The federal government has announced a $6.5m pilot of age assurance technology to prevent children from accessing pornography and harmful content as part of its response to the family violence crisis in Australia.
But how will it work? And will it be effective?
Here’s what we know so far.
What is the government proposing?
The prime minister, Anthony Albanese, announced the pilot “will identify available age assurance products to protect children from online harm, and test their efficacy, including in relation to privacy and security”.
“The outcomes will inform the existing work of Australia’s eSafety Commissioner under the Online Safety Act – including through the development of industry codes or standards – to reduce children’s exposure to age-inappropriate material.”
What would be covered by it?
That has yet to be decided, but Albanese has said it will “protect children from harmful content, like pornography and other age-restricted online services”.
It is understood the trial may cover not only adult sites, but also other services where there are age restrictions, such as gaming.
How would it work?
The general idea is that when someone attempts to access a website hosting adult content, the site will employ a method to ensure that person is an adult.
The UK, which has recently implemented age assurance legislation, is the example most proponents suggest Australia should follow. It has outlined five ways companies can make sure people are the age they say they are:
Allowing banks to confirm a user is over 18
Allowing mobile providers to confirm a user is an adult
Credit card checks. People in the UK need to be over 18 to have a credit card and the website can check with the issuer that the card is valid
Asking users to upload a photo to the site that is then matched with photo ID
Use of facial age estimation technology
In the roadmap for age verification, released by the eSafety commissioner last year, the commissioner recommended what it called a “double-blind tokenised approach”.
That is a device-based token where a third party provider transfers information between sites and age assurance providers to protect user privacy. The token is proof of someone’s age that is held on a device, which can be presented as proof of age without handing over personal information.
Is it feasible?
That is what the pilot aims to determine.
Last year’s road map found the market is “immature but developing” and each technology has benefits and trade-offs. For example, ID-based tools are more certain but carry a higher level of risk.
Will companies comply?
This is the major question. At a time when X is thumbing its nose at the eSafety Commissioner over removal notices and challenging them in court, it remains to be seen whether smaller, overseas-based adult websites will cooperate.
The pilot may look for local sites to test to figure out what might work.
There is already some resistance to attempts at age verification in other parts of the world. The largest porn site, Pornhub, has blocked users based in Texas from accessing the site due to that state’s new age verification law.
But not all adult content is hosted on adult sites. The eSafety roadmap pointed out that more teens 16-18 last year reported seeing porn on Twitter/X (41%) than on actual porn sites (37%) – and that was before the rise of “NUDES IN BIO” reply bots on the site.

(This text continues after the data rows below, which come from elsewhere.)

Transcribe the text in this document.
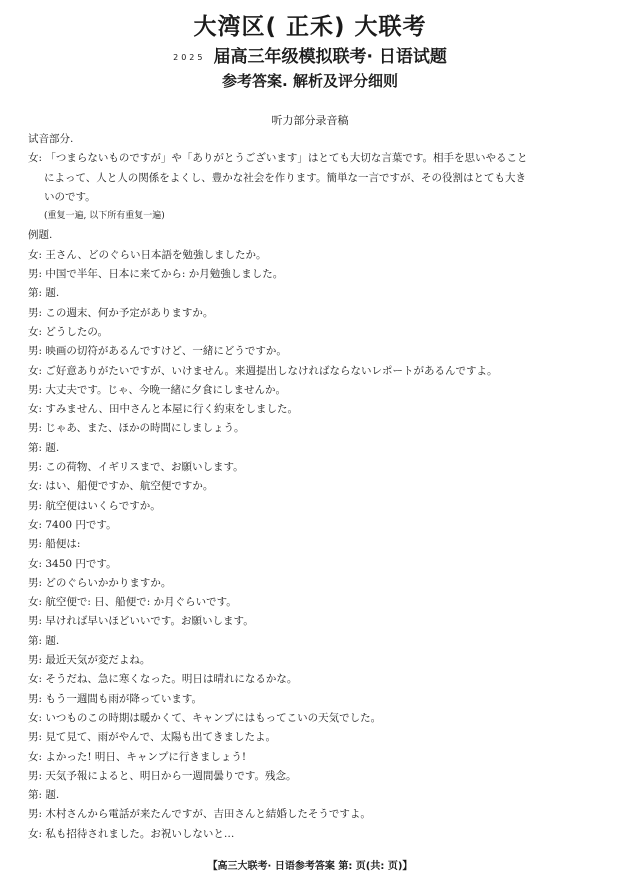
大湾区( 正禾) 大联考
2025 届高三年级模拟联考· 日语试题
参考答案. 解析及评分细则
听力部分录音稿
试音部分.
女: 「つまらないものですが」や「ありがとうございます」はとても大切な言葉です。相手を思いやること
によって、人と人の関係をよくし、豊かな社会を作ります。簡単な一言ですが、その役割はとても大き
いのです。
(重复一遍, 以下所有重复一遍)
例题.
女: 王さん、どのぐらい日本語を勉強しましたか。
男: 中国で半年、日本に来てから: か月勉強しました。
第: 题.
男: この週末、何か予定がありますか。
女: どうしたの。
男: 映画の切符があるんですけど、一緒にどうですか。
女: ご好意ありがたいですが、いけません。来週提出しなければならないレポートがあるんですよ。
男: 大丈夫です。じゃ、今晩一緒に夕食にしませんか。
女: すみません、田中さんと本屋に行く約束をしました。
男: じゃあ、また、ほかの時間にしましょう。
第: 题.
男: この荷物、イギリスまで、お願いします。
女: はい、船便ですか、航空便ですか。
男: 航空便はいくらですか。
女: 7400 円です。
男: 船便は:
女: 3450 円です。
男: どのぐらいかかりますか。
女: 航空便で: 日、船便で: か月ぐらいです。
男: 早ければ早いほどいいです。お願いします。
第: 题.
男: 最近天気が変だよね。
女: そうだね、急に寒くなった。明日は晴れになるかな。
男: もう一週間も雨が降っています。
女: いつものこの時期は暖かくて、キャンプにはもってこいの天気でした。
男: 見て見て、雨がやんで、太陽も出てきましたよ。
女: よかった! 明日、キャンプに行きましょう!
男: 天気予報によると、明日から一週間曇りです。残念。
第: 题.
男: 木村さんから電話が来たんですが、吉田さんと結婚したそうですよ。
女: 私も招待されました。お祝いしないと…
【高三大联考· 日语参考答案 第: 页(共: 页)】
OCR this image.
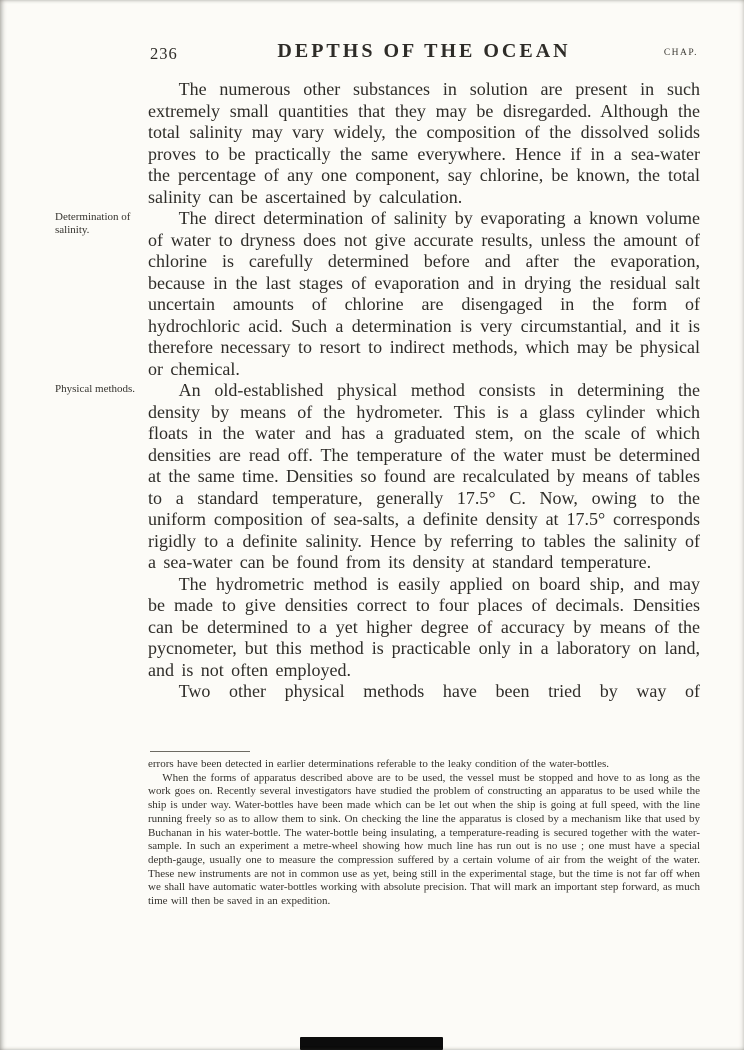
236	DEPTHS OF THE OCEAN	CHAP.

The numerous other substances in solution are present in such extremely small quantities that they may be disregarded. Although the total salinity may vary widely, the composition of the dissolved solids proves to be practically the same everywhere. Hence if in a sea-water the percentage of any one component, say chlorine, be known, the total salinity can be ascertained by calculation.

Determination of salinity.

The direct determination of salinity by evaporating a known volume of water to dryness does not give accurate results, unless the amount of chlorine is carefully determined before and after the evaporation, because in the last stages of evaporation and in drying the residual salt uncertain amounts of chlorine are disengaged in the form of hydrochloric acid. Such a determination is very circumstantial, and it is therefore necessary to resort to indirect methods, which may be physical or chemical.

Physical methods.	An old-established physical method consists in determining the density by means of the hydrometer. This is a glass cylinder which floats in the water and has a graduated stem, on the scale of which densities are read off. The temperature of the water must be determined at the same time. Densities so found are recalculated by means of tables to a standard temperature, generally 17.5° C. Now, owing to the uniform composition of sea-salts, a definite density at 17.5° corresponds rigidly to a definite salinity. Hence by referring to tables the salinity of a sea-water can be found from its density at standard temperature.

The hydrometric method is easily applied on board ship, and may be made to give densities correct to four places of decimals. Densities can be determined to a yet higher degree of accuracy by means of the pycnometer, but this method is practicable only in a laboratory on land, and is not often employed.

Two other physical methods have been tried by way of

errors have been detected in earlier determinations referable to the leaky condition of the water-bottles.

When the forms of apparatus described above are to be used, the vessel must be stopped and hove to as long as the work goes on. Recently several investigators have studied the problem of constructing an apparatus to be used while the ship is under way. Water-bottles have been made which can be let out when the ship is going at full speed, with the line running freely so as to allow them to sink. On checking the line the apparatus is closed by a mechanism like that used by Buchanan in his water-bottle. The water-bottle being insulating, a temperature-reading is secured together with the water-sample. In such an experiment a metre-wheel showing how much line has run out is no use ; one must have a special depth-gauge, usually one to measure the compression suffered by a certain volume of air from the weight of the water. These new instruments are not in common use as yet, being still in the experimental stage, but the time is not far off when we shall have automatic water-bottles working with absolute precision. That will mark an important step forward, as much time will then be saved in an expedition.
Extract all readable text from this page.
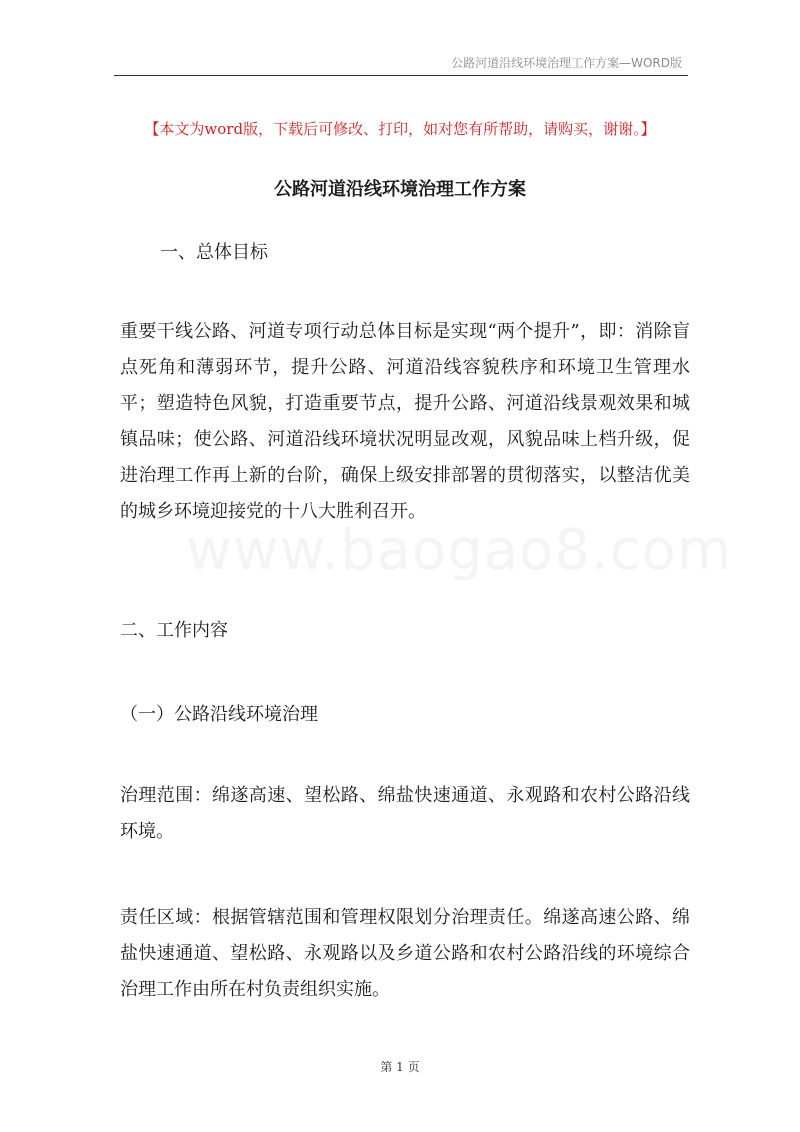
公路河道沿线环境治理工作方案—WORD版
【本文为word版，下载后可修改、打印，如对您有所帮助，请购买，谢谢。】
公路河道沿线环境治理工作方案
一、总体目标
重要干线公路、河道专项行动总体目标是实现“两个提升”，即：消除盲点死角和薄弱环节，提升公路、河道沿线容貌秩序和环境卫生管理水平；塑造特色风貌，打造重要节点，提升公路、河道沿线景观效果和城镇品味；使公路、河道沿线环境状况明显改观，风貌品味上档升级，促进治理工作再上新的台阶，确保上级安排部署的贯彻落实，以整洁优美的城乡环境迎接党的十八大胜利召开。
www.baogao8.com
二、工作内容
（一）公路沿线环境治理
治理范围：绵遂高速、望松路、绵盐快速通道、永观路和农村公路沿线环境。
责任区域：根据管辖范围和管理权限划分治理责任。绵遂高速公路、绵盐快速通道、望松路、永观路以及乡道公路和农村公路沿线的环境综合治理工作由所在村负责组织实施。
第 1 页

Ofcom in the UK had some success in getting two adult sites – SoSpoilt and Xpanded – to verify ages via credit cards, ID, mobile checks and age estimation – but it is still early days.
Won’t this be a massive privacy risk?
Depending on the solution used, it could be.
We could end up with porn websites keeping the ID documents of users on file.
That creates a huge honeypot of information and could see the institutions verifying people hold much more personal information on users than previously.
eSafety is cognisant of this concern, which is why it proposed a double-blind token option so that neither the organisation verifying you or the adult site track your personal information or website preferences.
Has it worked elsewhere?
As eSafety noted last year, the market is relatively immature. It’s still in early stages in other parts of the world.
The UK mandated age assurance for adult sites late last year.
Adult sites there are not mandated to use a specific form of age assurance technology, but they are required to meet legal obligations set out by the UK’s online safety act that whatever they use is highly effective, technically accurate, robust, reliable and fair.
A spokesperson for the communications department it had partnered with the UK to learn from its efforts, and was also looking at how similar systems were working in the US.
Will it use the digital ID?
No decisions have yet been made. The legislation enabling the government’s digital ID framework passed the Senate in March, but has yet to pass the House. The eSafety commissioner’s preferred option of a double-blind token system could also be compatible with the government digital ID, meaning that system could be used to verify someone’s age.
When will it happen?
There hasn’t been a time set on when the project will roll out.